Many, many, many global corporations are based in the area (in Versailles, Issy-les-Moulineaux, Boulogne-Billancourt, Vélizy Villacoublay, Buc, Saint-Cloud, etc.). To name a few: CISCO, Alcatel-Lucent, Bouygues, GE Healthcare, Thalès, Nissan-Renault´s Technology Center, EADS Astrium, etc. etc. etc. Microsoft and Apple are not so far away (head North 20 minutes to department 91 taking A86).
Financial Center La Défense is pretty close, and providing that most Venture Capital firms are located in the 8th district of Paris,
according to the corporate blog of fundraising boutique Chausson Finance, the "1-hour driving rule" is well-respected, even under the worst traffic conditions.
South West Paris has it all. We´re talking here about the highest brain concentration in Europe.
But true, Paris´s no Silicon Valley, and conversely. How could the Silicon Valley ever be replicated in any other place than..the actual Silicon Valley? It´s just impossible.

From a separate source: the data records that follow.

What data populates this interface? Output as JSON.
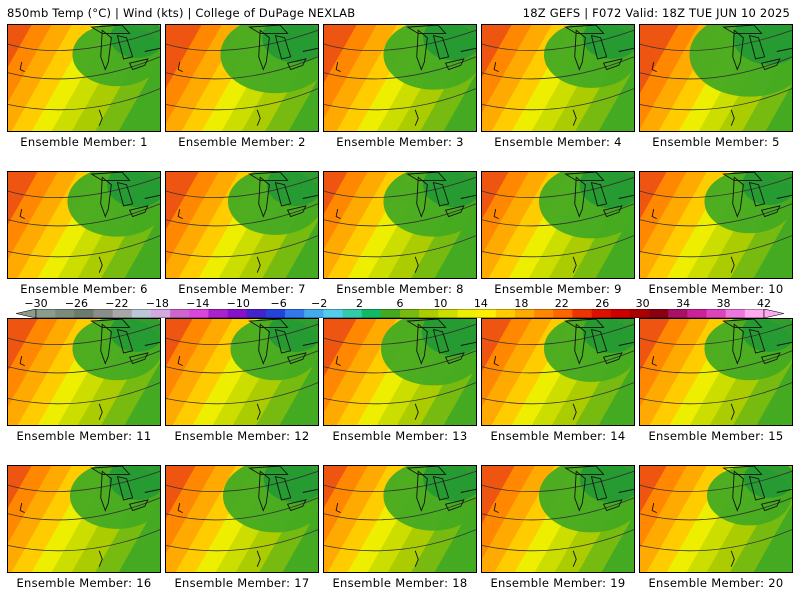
{
  "header": {
    "left": "850mb Temp (°C) | Wind (kts) | College of DuPage NEXLAB",
    "right": "18Z GEFS | F072 Valid: 18Z TUE JUN 10 2025"
  },
  "colorbar": {
    "labels": [
      "−30",
      "−26",
      "−22",
      "−18",
      "−14",
      "−10",
      "−6",
      "−2",
      "2",
      "6",
      "10",
      "14",
      "18",
      "22",
      "26",
      "30",
      "34",
      "38",
      "42"
    ],
    "colors": [
      "#8c9c8c",
      "#7c8c7c",
      "#6c7c6c",
      "#8c8c8c",
      "#a8a8a8",
      "#bcc8d8",
      "#d4a8e0",
      "#cc66cc",
      "#dd44dd",
      "#aa22cc",
      "#8811cc",
      "#4422cc",
      "#2244dd",
      "#3377ee",
      "#44aaee",
      "#55ccee",
      "#33ccaa",
      "#11bb66",
      "#44aa22",
      "#77bb11",
      "#aacc00",
      "#ccdd00",
      "#eeee00",
      "#ffee00",
      "#ffcc00",
      "#ffaa00",
      "#ff8800",
      "#ff6600",
      "#ee3300",
      "#dd1100",
      "#cc0000",
      "#aa0000",
      "#880011",
      "#aa1166",
      "#cc2299",
      "#dd44bb",
      "#ee77dd",
      "#ffaaee"
    ]
  },
  "members": [
    {
      "label": "Ensemble Member: 1"
    },
    {
      "label": "Ensemble Member: 2"
    },
    {
      "label": "Ensemble Member: 3"
    },
    {
      "label": "Ensemble Member: 4"
    },
    {
      "label": "Ensemble Member: 5"
    },
    {
      "label": "Ensemble Member: 6"
    },
    {
      "label": "Ensemble Member: 7"
    },
    {
      "label": "Ensemble Member: 8"
    },
    {
      "label": "Ensemble Member: 9"
    },
    {
      "label": "Ensemble Member: 10"
    },
    {
      "label": "Ensemble Member: 11"
    },
    {
      "label": "Ensemble Member: 12"
    },
    {
      "label": "Ensemble Member: 13"
    },
    {
      "label": "Ensemble Member: 14"
    },
    {
      "label": "Ensemble Member: 15"
    },
    {
      "label": "Ensemble Member: 16"
    },
    {
      "label": "Ensemble Member: 17"
    },
    {
      "label": "Ensemble Member: 18"
    },
    {
      "label": "Ensemble Member: 19"
    },
    {
      "label": "Ensemble Member: 20"
    }
  ]
}
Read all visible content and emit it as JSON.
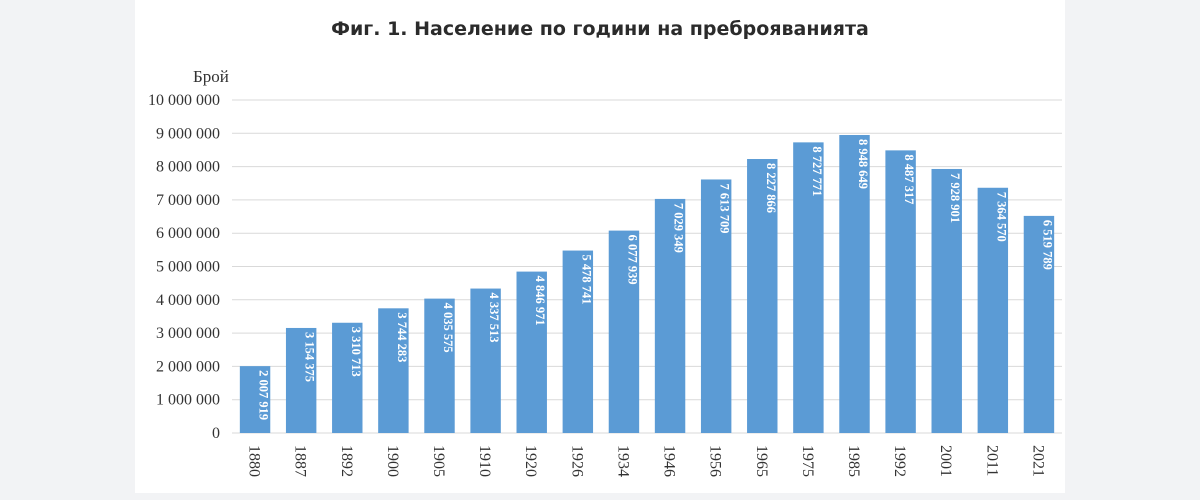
{
  "chart_data": {
    "type": "bar",
    "title": "Фиг. 1. Население по години на преброяванията",
    "ylabel": "Брой",
    "xlabel": "",
    "ylim": [
      0,
      10000000
    ],
    "y_ticks": [
      0,
      1000000,
      2000000,
      3000000,
      4000000,
      5000000,
      6000000,
      7000000,
      8000000,
      9000000,
      10000000
    ],
    "y_tick_labels": [
      "0",
      "1 000 000",
      "2 000 000",
      "3 000 000",
      "4 000 000",
      "5 000 000",
      "6 000 000",
      "7 000 000",
      "8 000 000",
      "9 000 000",
      "10 000 000"
    ],
    "categories": [
      "1880",
      "1887",
      "1892",
      "1900",
      "1905",
      "1910",
      "1920",
      "1926",
      "1934",
      "1946",
      "1956",
      "1965",
      "1975",
      "1985",
      "1992",
      "2001",
      "2011",
      "2021"
    ],
    "values": [
      2007919,
      3154375,
      3310713,
      3744283,
      4035575,
      4337513,
      4846971,
      5478741,
      6077939,
      7029349,
      7613709,
      8227866,
      8727771,
      8948649,
      8487317,
      7928901,
      7364570,
      6519789
    ],
    "value_labels": [
      "2 007 919",
      "3 154 375",
      "3 310 713",
      "3 744 283",
      "4 035 575",
      "4 337 513",
      "4 846 971",
      "5 478 741",
      "6 077 939",
      "7 029 349",
      "7 613 709",
      "8 227 866",
      "8 727 771",
      "8 948 649",
      "8 487 317",
      "7 928 901",
      "7 364 570",
      "6 519 789"
    ],
    "grid": true,
    "legend": "none",
    "colors": {
      "bar": "#5b9bd5",
      "grid": "#d9d9d9"
    }
  }
}
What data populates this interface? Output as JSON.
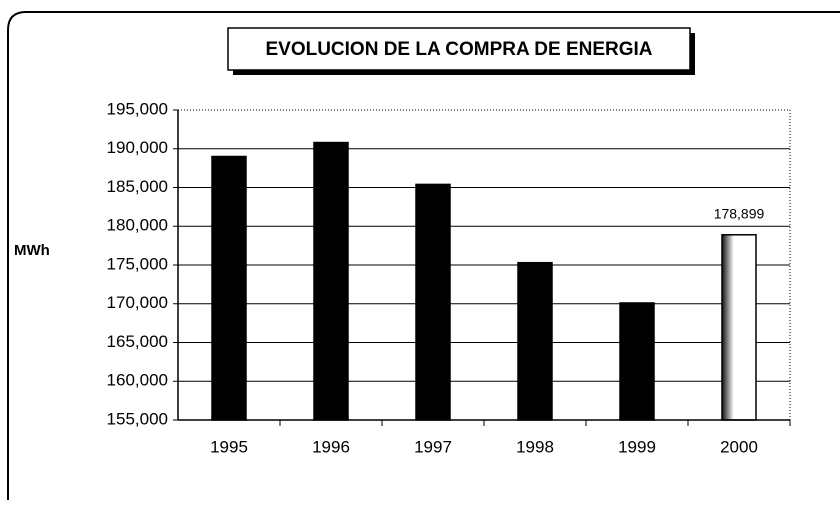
{
  "chart_data": {
    "type": "bar",
    "title": "EVOLUCION DE LA COMPRA DE ENERGIA",
    "ylabel": "MWh",
    "categories": [
      "1995",
      "1996",
      "1997",
      "1998",
      "1999",
      "2000"
    ],
    "values": [
      189000,
      190800,
      185400,
      175300,
      170100,
      178899
    ],
    "value_labels": [
      null,
      null,
      null,
      null,
      null,
      "178,899"
    ],
    "colors": [
      "#000000",
      "#000000",
      "#000000",
      "#000000",
      "#000000",
      "#ffffff"
    ],
    "ylim": [
      155000,
      195000
    ],
    "yticks": [
      {
        "value": 155000,
        "label": "155,000"
      },
      {
        "value": 160000,
        "label": "160,000"
      },
      {
        "value": 165000,
        "label": "165,000"
      },
      {
        "value": 170000,
        "label": "170,000"
      },
      {
        "value": 175000,
        "label": "175,000"
      },
      {
        "value": 180000,
        "label": "180,000"
      },
      {
        "value": 185000,
        "label": "185,000"
      },
      {
        "value": 190000,
        "label": "190,000"
      },
      {
        "value": 195000,
        "label": "195,000"
      }
    ],
    "grid": true
  }
}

Say you´re a CEO: do you really want to become Jack Welch or would you rather learn his methods from some legacy he left (be N.1 or 2; leadership training; Six Sigma; was going over best executive profils himself saying "It´s my job"; etc.)? Anyways, had you wanted to become Jack Welch, this would´ve been impossible! The logics applies to innovation clusters too: no place anywhere in the world will ever be able to become another Silicon Valley. There is just one Silicon Valley and it´s in US California, 1 hour driving North from San Francisco, around Stanford University´s home city Palo Alto.
I believe Paul Graham, an essayist and programmer, is mistaking when writing an irrational though brillant article
entitled
"How to be Silicon Valley". However, I think Paul Graham´s
"Why startups condense in America" is far more relevant. The Silicon Valley model should be studied, understood, digested, and reinvented according to the specificities of a targeted location where human & financial capital are available as much as the political brave willingness to ease Schumpeterian creative destruction.
I should wind up stating that territories should focus on attracting and retaining capital, both humain and financial. In today´s globalizing, everyday flatter world, everything moves, flies and flows apart from geography. Ensuring and promoting the global competitivity of regional territories is, according to Bill Clinton´s economic advisor and Harvard Professor Robert B. Reich (see a book that changed my life,
The Work of Nations: Preparing Ourselves for the 21st Century Capitalism), the single mission-statement political leaders of all sorts should be obsessed by. Hummm..such a long way to go.